On rejoint ainsi ce qu’explique Richard Hoggart dans La Culture du Pauvre. Étude sur le style de vie des classes populaires en Angleterre, publié en 1957 en Angleterre et en 1970 en France dans sa version traduite. Il montre que le trait principal de la culture populaire est de percevoir le monde selon un clivage entre le « eux » et le « nous ». Le « eux » est considéré comme un lieu lointain, étranger, menaçant, incertain où s’exercent le pouvoir et des décisions sur lesquelles on n’a pas prise et qui seront source de lendemain qui déchantent et effraient plus que de lendemains qui chantent. Par opposition, le « nous » est vécu comme le monde du proche, de l’immédiat, du concret, de la famille, du quartier, de la « bonne vie ». Il écrit notamment : « Quand on sent qu’on a peu de chances d’améliorer sa condition et que ce sentiment ne se teinte ni de désespoir ni de ressentiment, on est conduit bon gré mal gré à adopter les attitudes qui rendent ‘vivable’ une pareille vie, en éludant la conscience trop vive des possibilités interdites » (Richard Hoggart, 1957 [1970], La Culture du Pauvre. Étude sur le style de vie des classes populaires en Angleterre, Paris, Les Éditions de Minuit, p.137). Autrement dit, on n’espère rien de l’avenir ou pas grand chose, on apprend à ne pas l’anticiper parce qu’on pense ne pas avoir prise dessus et on veille à adoucir la vie quotidienne de petits plaisirs au jour le jour, dont la nourriture fait partie. C’est l’idée que l’on trouve dans des aphorismes tels que « un tiens vaut mieux que deux tu l’auras » ou « c’est toujours ça de pris ! ».

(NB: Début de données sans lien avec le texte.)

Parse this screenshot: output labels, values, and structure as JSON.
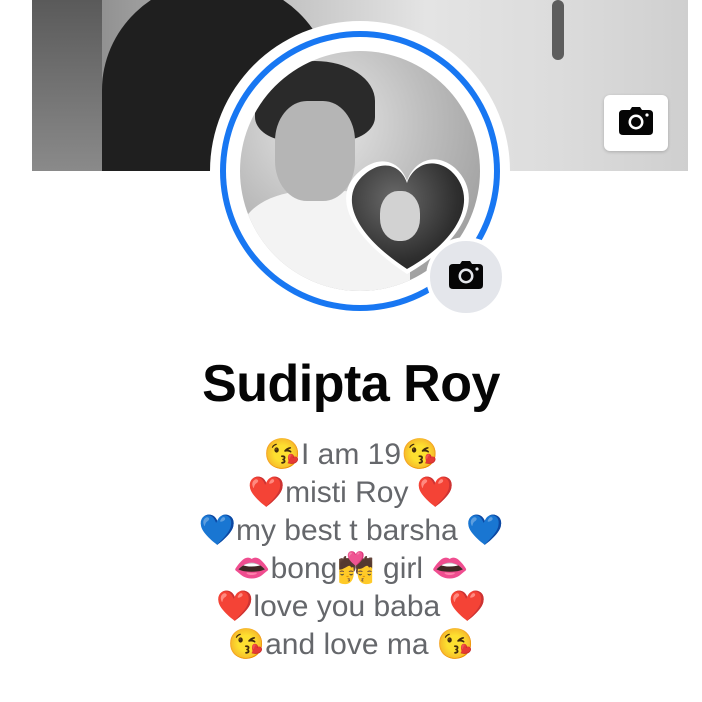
{
  "profile": {
    "name": "Sudipta Roy"
  },
  "bio": {
    "lines": [
      "😘I am 19😘",
      "❤️misti Roy ❤️",
      "💙my best t barsha 💙",
      "👄bong💏 girl 👄",
      "❤️love you baba ❤️",
      "😘and love ma 😘"
    ]
  },
  "icons": {
    "cover_camera": "camera-icon",
    "avatar_camera": "camera-icon"
  },
  "colors": {
    "accent_ring": "#1877f2",
    "name_text": "#050505",
    "bio_text": "#65676b",
    "camera_button_bg": "#e4e6eb"
  }
}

Par ailleurs, le chercheur apparaîtra à un enfant de milieu populaire comme une incarnation du monde du "eux", donc comme quelqu'un à qui l'on ne peut pas se fier. Il hésitera donc lui faire confiance et à croire qu'il aura une friandise supplémentaire s'il patiente. 

Cette illustration du principe d'épargne puis d'investissement est-elle induite par les parents en fonction du milieu social ? Est-ce une forme de reproduction sociale ?

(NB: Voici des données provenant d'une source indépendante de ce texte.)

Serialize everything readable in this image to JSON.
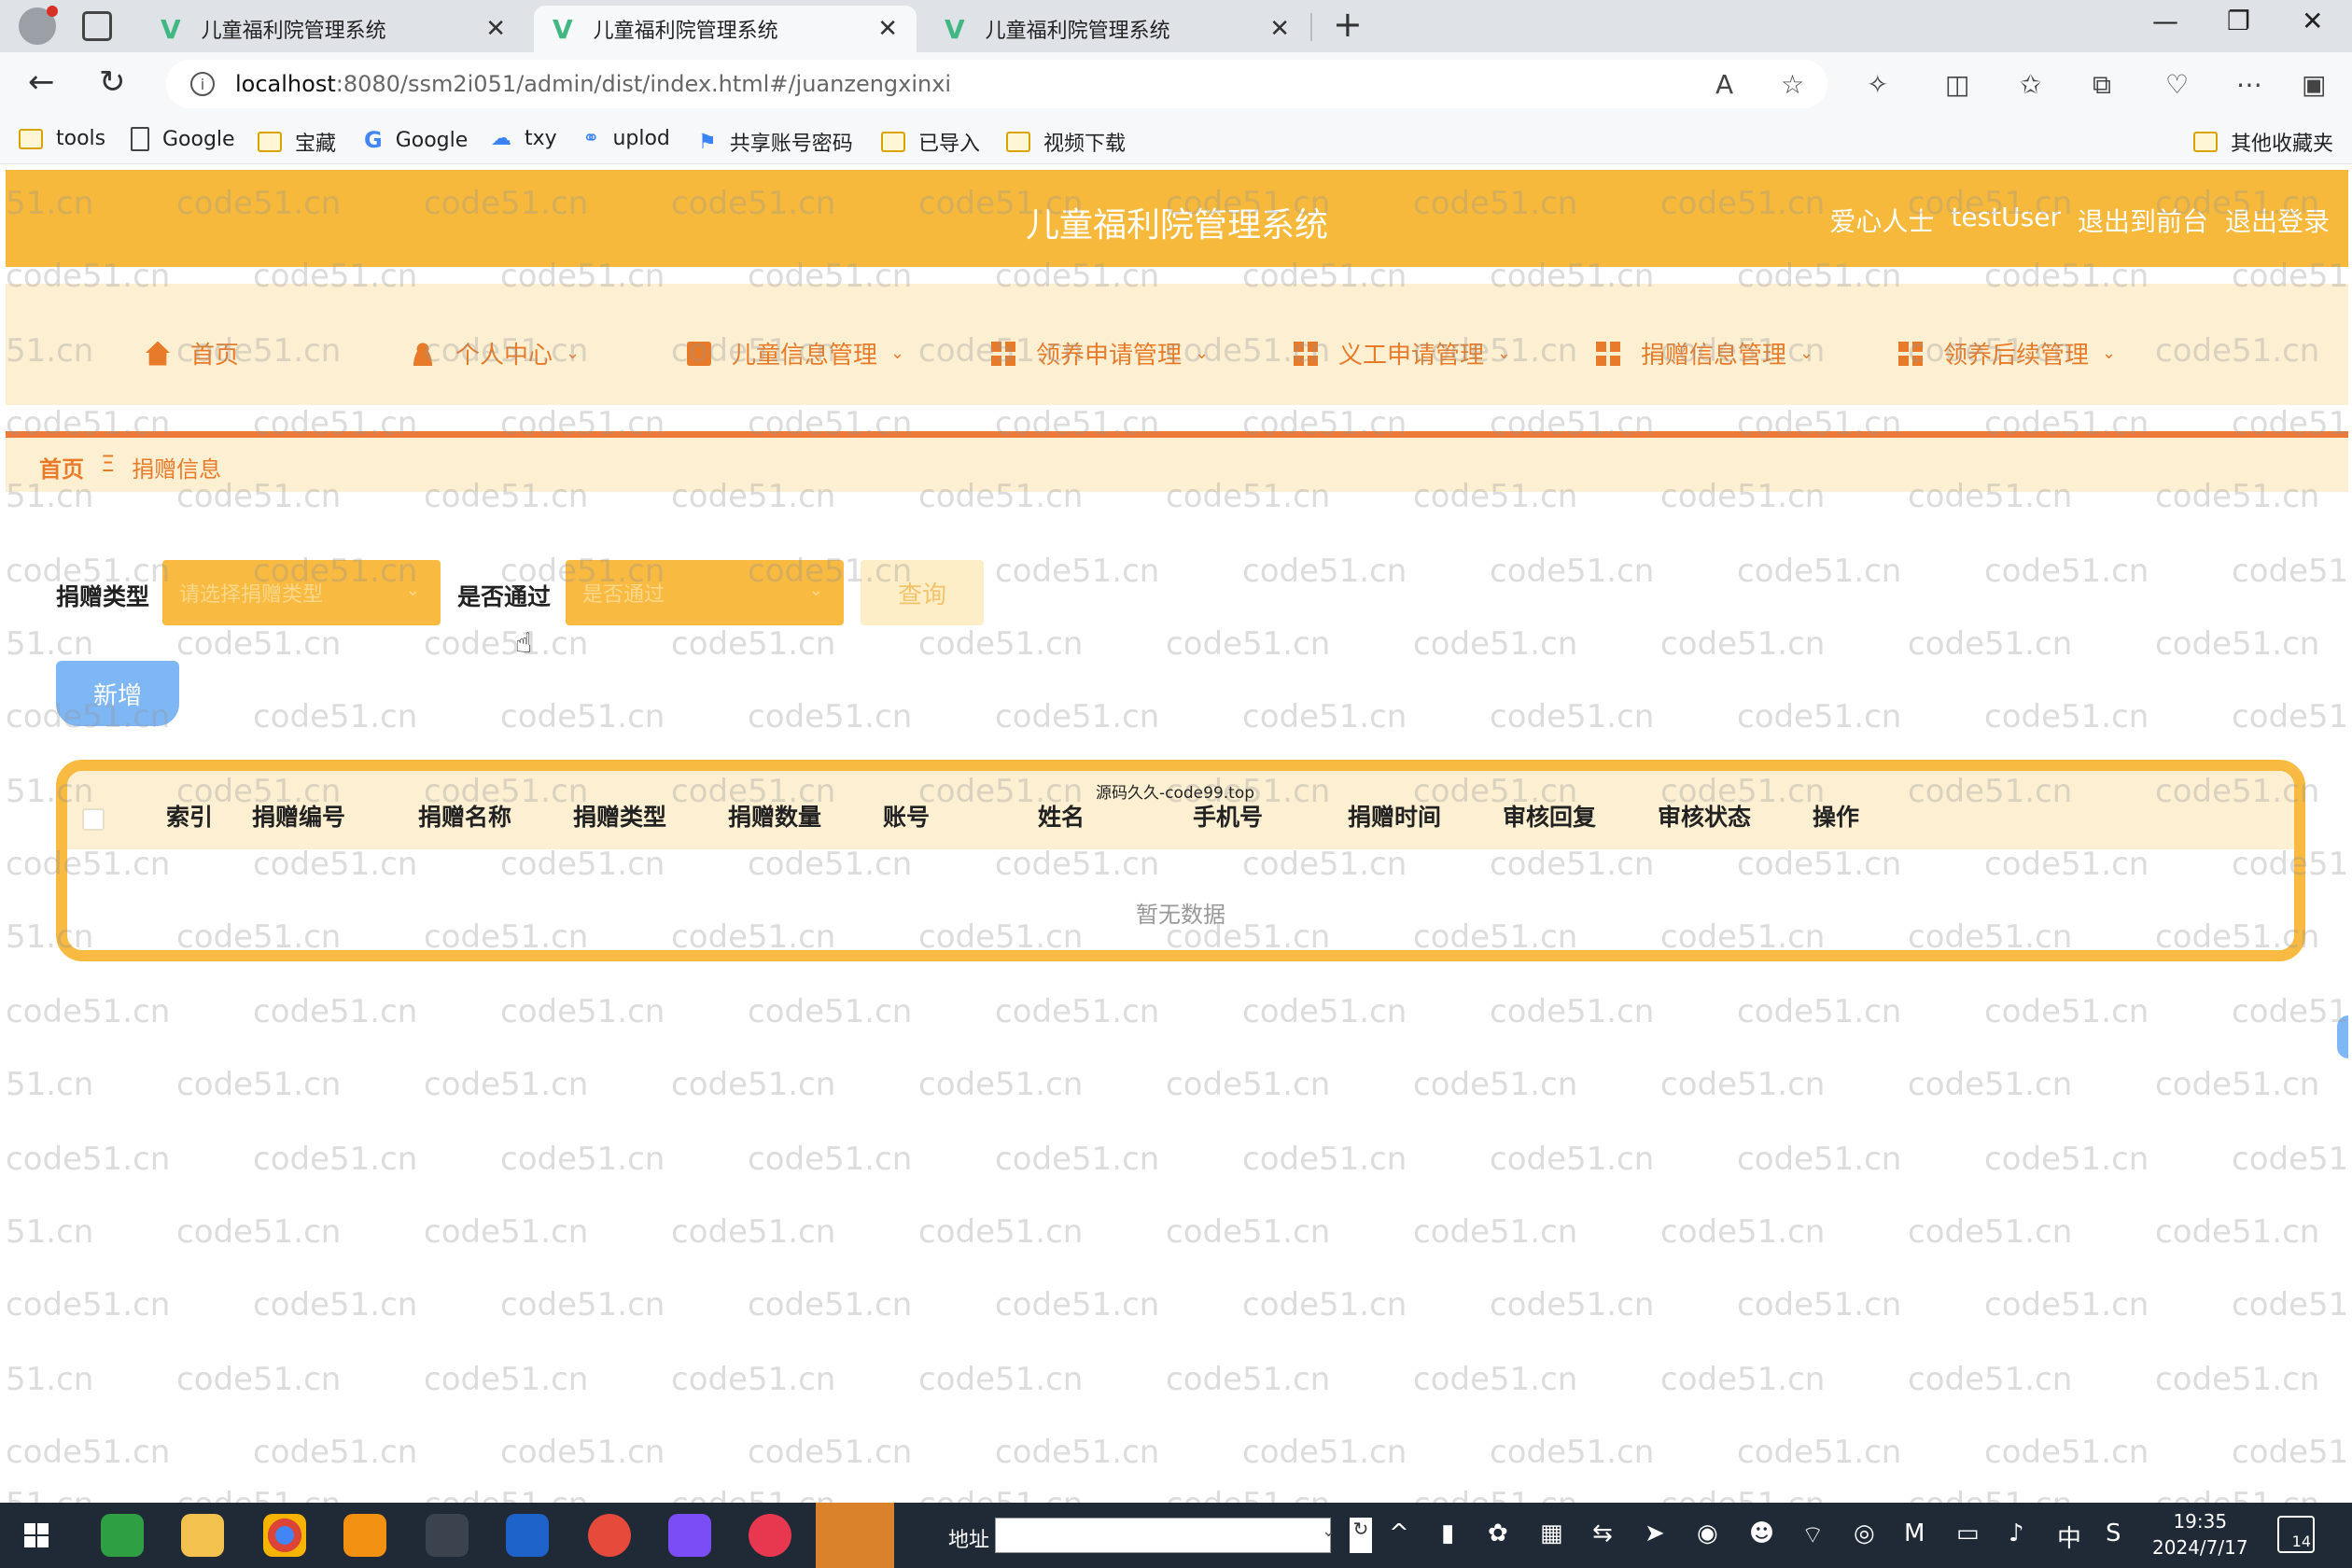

Oui, dans le sens où on apprend très jeune à penser le monde soit comme offrant des possibilités d’avenir sur lesquelles on peut avoir prise, soit comme quelque chose d’incertain sur lequel on ne peut pas agir. Richard Hoggart explique d'ailleurs à ce propos : « Il y a toujours eu, et il y a encore de nos jours, des gens économes dans les classes populaires. Mais, en règle générale, les conditions de vie inclinent à profiter du présent sans songer à organiser les comportements en fonction de l’avenir : ‘La vie n’est pas un lit de roses’ mais ‘Qui vivra verra’. À cet égard, les membres des classes populaires sont depuis toujours des épicuriens de la vie quotidienne. Même ceux qui se tracassent à longueur de temps sur la manière dont ‘tout cela va tourner’ vivent dans l’instant et bornent leurs entreprises à l’horizon du présent, différant par là profondément des membres des autres classes sociales (Richard Hoggart, 1957 [1970], La Culture du Pauvre. Étude sur le style de vie des classes populaires en Angleterre, Paris, Les Éditions de Minuit, p.183-184).